TRAVERSE CITY, Mich. — Ask an automotive engineer what the ideal material for the next vehicle would be — steel, aluminum or carbon fiber composite — and the likely answer would be "all of the above."
Although material suppliers compete aggressively for program real estate, even the most ardent sales rep would admit the future lies in multimaterial vehicles.
But a serious long-standing technical problem has held back mixed materials: the difficulty of joining different materials on an assembly line.
Now researchers at Michigan State University, supported by the American Chemistry Council's automotive group, believe they have hit on a new kind of adhesive that will enable manufacturers to join multiple materials, says Sandra McClelland, a member of the council and sales development manager for Solvay Specialty Polymers. The group is promoting a new compound — a kind of super glue that adapts to different surface properties and works at different material temperatures.

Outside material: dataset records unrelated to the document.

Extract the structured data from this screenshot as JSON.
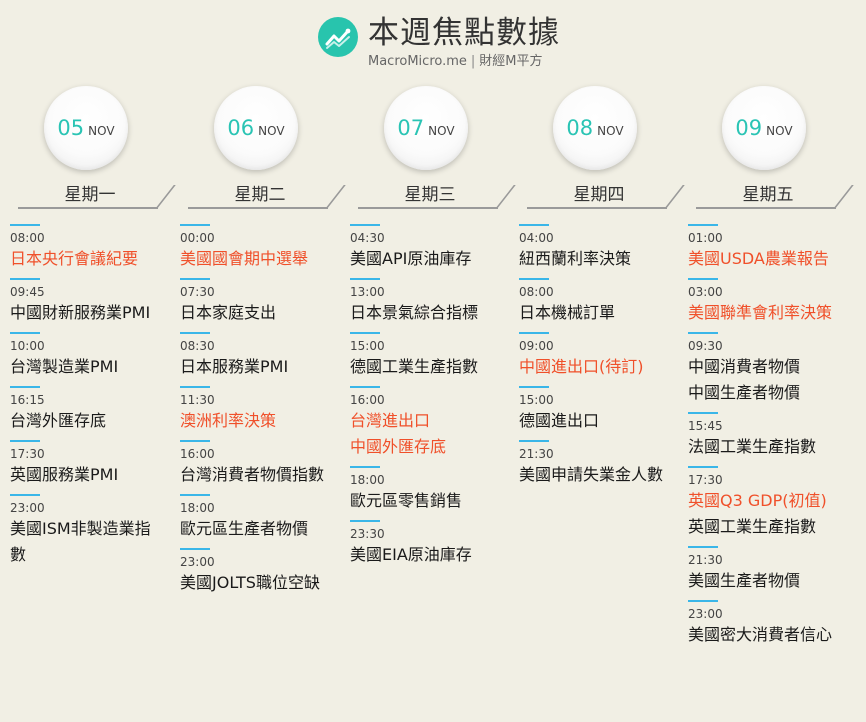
{
  "header": {
    "title": "本週焦點數據",
    "brand": "MacroMicro.me",
    "sep": "|",
    "tagline": "財經M平方"
  },
  "colors": {
    "accent": "#2ac4b4",
    "highlight": "#f0502a",
    "bar": "#3ab6e8",
    "logo": "#28c4ad"
  },
  "days": [
    {
      "date": "05",
      "month": "NOV",
      "weekday": "星期一",
      "events": [
        {
          "time": "08:00",
          "lines": [
            "日本央行會議紀要"
          ],
          "highlight": true
        },
        {
          "time": "09:45",
          "lines": [
            "中國財新服務業PMI"
          ],
          "highlight": false
        },
        {
          "time": "10:00",
          "lines": [
            "台灣製造業PMI"
          ],
          "highlight": false
        },
        {
          "time": "16:15",
          "lines": [
            "台灣外匯存底"
          ],
          "highlight": false
        },
        {
          "time": "17:30",
          "lines": [
            "英國服務業PMI"
          ],
          "highlight": false
        },
        {
          "time": "23:00",
          "lines": [
            "美國ISM非製造業指",
            "數"
          ],
          "highlight": false
        }
      ]
    },
    {
      "date": "06",
      "month": "NOV",
      "weekday": "星期二",
      "events": [
        {
          "time": "00:00",
          "lines": [
            "美國國會期中選舉"
          ],
          "highlight": true
        },
        {
          "time": "07:30",
          "lines": [
            "日本家庭支出"
          ],
          "highlight": false
        },
        {
          "time": "08:30",
          "lines": [
            "日本服務業PMI"
          ],
          "highlight": false
        },
        {
          "time": "11:30",
          "lines": [
            "澳洲利率決策"
          ],
          "highlight": true
        },
        {
          "time": "16:00",
          "lines": [
            "台灣消費者物價指數"
          ],
          "highlight": false
        },
        {
          "time": "18:00",
          "lines": [
            "歐元區生產者物價"
          ],
          "highlight": false
        },
        {
          "time": "23:00",
          "lines": [
            "美國JOLTS職位空缺"
          ],
          "highlight": false
        }
      ]
    },
    {
      "date": "07",
      "month": "NOV",
      "weekday": "星期三",
      "events": [
        {
          "time": "04:30",
          "lines": [
            "美國API原油庫存"
          ],
          "highlight": false
        },
        {
          "time": "13:00",
          "lines": [
            "日本景氣綜合指標"
          ],
          "highlight": false
        },
        {
          "time": "15:00",
          "lines": [
            "德國工業生產指數"
          ],
          "highlight": false
        },
        {
          "time": "16:00",
          "lines": [
            "台灣進出口",
            "中國外匯存底"
          ],
          "highlight": true
        },
        {
          "time": "18:00",
          "lines": [
            "歐元區零售銷售"
          ],
          "highlight": false
        },
        {
          "time": "23:30",
          "lines": [
            "美國EIA原油庫存"
          ],
          "highlight": false
        }
      ]
    },
    {
      "date": "08",
      "month": "NOV",
      "weekday": "星期四",
      "events": [
        {
          "time": "04:00",
          "lines": [
            "紐西蘭利率決策"
          ],
          "highlight": false
        },
        {
          "time": "08:00",
          "lines": [
            "日本機械訂單"
          ],
          "highlight": false
        },
        {
          "time": "09:00",
          "lines": [
            "中國進出口(待訂)"
          ],
          "highlight": true
        },
        {
          "time": "15:00",
          "lines": [
            "德國進出口"
          ],
          "highlight": false
        },
        {
          "time": "21:30",
          "lines": [
            "美國申請失業金人數"
          ],
          "highlight": false
        }
      ]
    },
    {
      "date": "09",
      "month": "NOV",
      "weekday": "星期五",
      "events": [
        {
          "time": "01:00",
          "lines": [
            "美國USDA農業報告"
          ],
          "highlight": true
        },
        {
          "time": "03:00",
          "lines": [
            "美國聯準會利率決策"
          ],
          "highlight": true
        },
        {
          "time": "09:30",
          "lines": [
            "中國消費者物價",
            "中國生產者物價"
          ],
          "highlight": false
        },
        {
          "time": "15:45",
          "lines": [
            "法國工業生產指數"
          ],
          "highlight": false
        },
        {
          "time": "17:30",
          "lines": [
            "英國Q3 GDP(初值)",
            "英國工業生產指數"
          ],
          "highlight": "first"
        },
        {
          "time": "21:30",
          "lines": [
            "美國生產者物價"
          ],
          "highlight": false
        },
        {
          "time": "23:00",
          "lines": [
            "美國密大消費者信心"
          ],
          "highlight": false
        }
      ]
    }
  ]
}
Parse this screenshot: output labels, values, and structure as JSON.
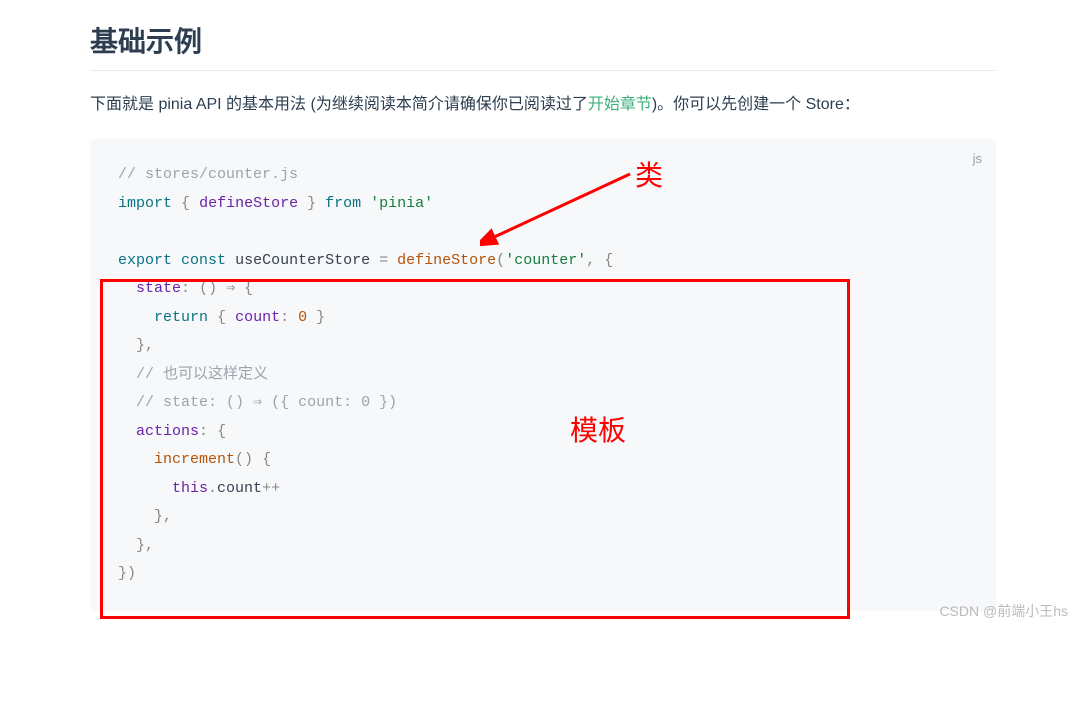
{
  "heading": "基础示例",
  "intro": {
    "part1": "下面就是 pinia API 的基本用法 (为继续阅读本简介请确保你已阅读过了",
    "link": "开始章节",
    "part2": ")。你可以先创建一个 Store："
  },
  "code": {
    "lang": "js",
    "comment1": "// stores/counter.js",
    "kw_import": "import",
    "brace_open": "{",
    "def_defineStore": "defineStore",
    "brace_close": "}",
    "kw_from": "from",
    "str_pinia": "'pinia'",
    "kw_export": "export",
    "kw_const": "const",
    "var_useCounterStore": "useCounterStore",
    "eq": "=",
    "call_defineStore": "defineStore",
    "paren_open": "(",
    "str_counter": "'counter'",
    "comma": ",",
    "obj_open": "{",
    "prop_state": "state",
    "colon": ":",
    "arrow_fn_open": "()",
    "arrow": "⇒",
    "ret_open": "{",
    "kw_return": "return",
    "count_prop": "count",
    "zero": "0",
    "ret_close": "}",
    "state_close": "},",
    "comment2": "// 也可以这样定义",
    "comment3": "// state: () ⇒ ({ count: 0 })",
    "prop_actions": "actions",
    "actions_open": "{",
    "fn_increment": "increment",
    "inc_open": "()",
    "inc_brace": "{",
    "this": "this",
    "dot": ".",
    "count2": "count",
    "plusplus": "++",
    "inc_close": "},",
    "actions_close": "},",
    "obj_close": "})"
  },
  "annotations": {
    "class_label": "类",
    "template_label": "模板"
  },
  "watermark": "CSDN @前端小王hs"
}
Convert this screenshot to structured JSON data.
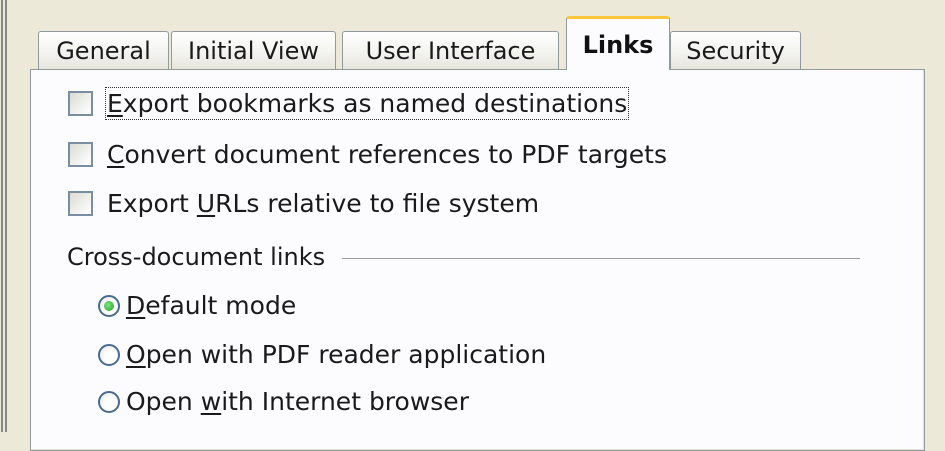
{
  "tabs": [
    {
      "label": "General",
      "active": false
    },
    {
      "label": "Initial View",
      "active": false
    },
    {
      "label": "User Interface",
      "active": false
    },
    {
      "label": "Links",
      "active": true
    },
    {
      "label": "Security",
      "active": false
    }
  ],
  "checkboxes": [
    {
      "pre": "",
      "mnemonic": "E",
      "post": "xport bookmarks as named destinations",
      "checked": false,
      "focused": true
    },
    {
      "pre": "",
      "mnemonic": "C",
      "post": "onvert document references to PDF targets",
      "checked": false,
      "focused": false
    },
    {
      "pre": "Export ",
      "mnemonic": "U",
      "post": "RLs relative to file system",
      "checked": false,
      "focused": false
    }
  ],
  "cross_doc": {
    "label": "Cross-document links",
    "options": [
      {
        "pre": "",
        "mnemonic": "D",
        "post": "efault mode",
        "selected": true
      },
      {
        "pre": "",
        "mnemonic": "O",
        "post": "pen with PDF reader application",
        "selected": false
      },
      {
        "pre": "Open ",
        "mnemonic": "w",
        "post": "ith Internet browser",
        "selected": false
      }
    ]
  },
  "colors": {
    "active_tab_accent": "#ffc83c",
    "radio_selected": "#21a121"
  }
}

Just as important, McClelland says, the group believes the adhesive will allow mixed auto materials to be cleanly separated at the end of vehicle life — another growing concern as manufacturers move deeper into recycling campaigns.
The group intends to keep patenting fees low in hopes of encouraging mixed-material vehicle design.
"The vehicles of today and tomorrow will be manufactured with a combination of energy-saving materials," McClelland said this month during the Center for Automotive Research's Management Briefing Seminars here. "Multimaterial solutions are and will provide OEMs and consumers with the best possible choices for performance, safety, aesthetics and value. All materials are in play."
The industry wants to avoid being locked into all-or-nothing uses of materials for vehicles and components. The hope is to be able to join high-strength steel to aluminum alloys, aluminum to composite or composite to steel without adding weight or using adhesives that make it hard to separate the parts at the end of vehicle life.
Consulting group Ducker Worldwide has released a study of industry vehicle weight targets showing that passenger vehicles must drop more than 200 pounds by 2025, said Abey Abraham, Ducker Worldwide North America managing director. That means that a typical car or passenger truck will add, on average, 33 pounds of polymer materials in place of existing metals.
That weight-cutting demand will only increase the need for easier ways to join a variety of materials.
"It has to be a mixed-material approach to get to these standards," Abraham said.
The adhesive that has researchers enthusiastic is an enhanced thermoplastic with extremely tiny magnetic particles that would bond different kinds of plastic, different types of metals or metals and plastic without the need for more rivets or connectors.
Because the bond can be reversed, it would allow for easier recycling at the end of the product's life.
The research is in the laboratory testing phase, McClelland said. But signs are strong for its potential in real-world situations.
The joining method also would allow a component to be repaired in a way that will make that joint stronger, she said.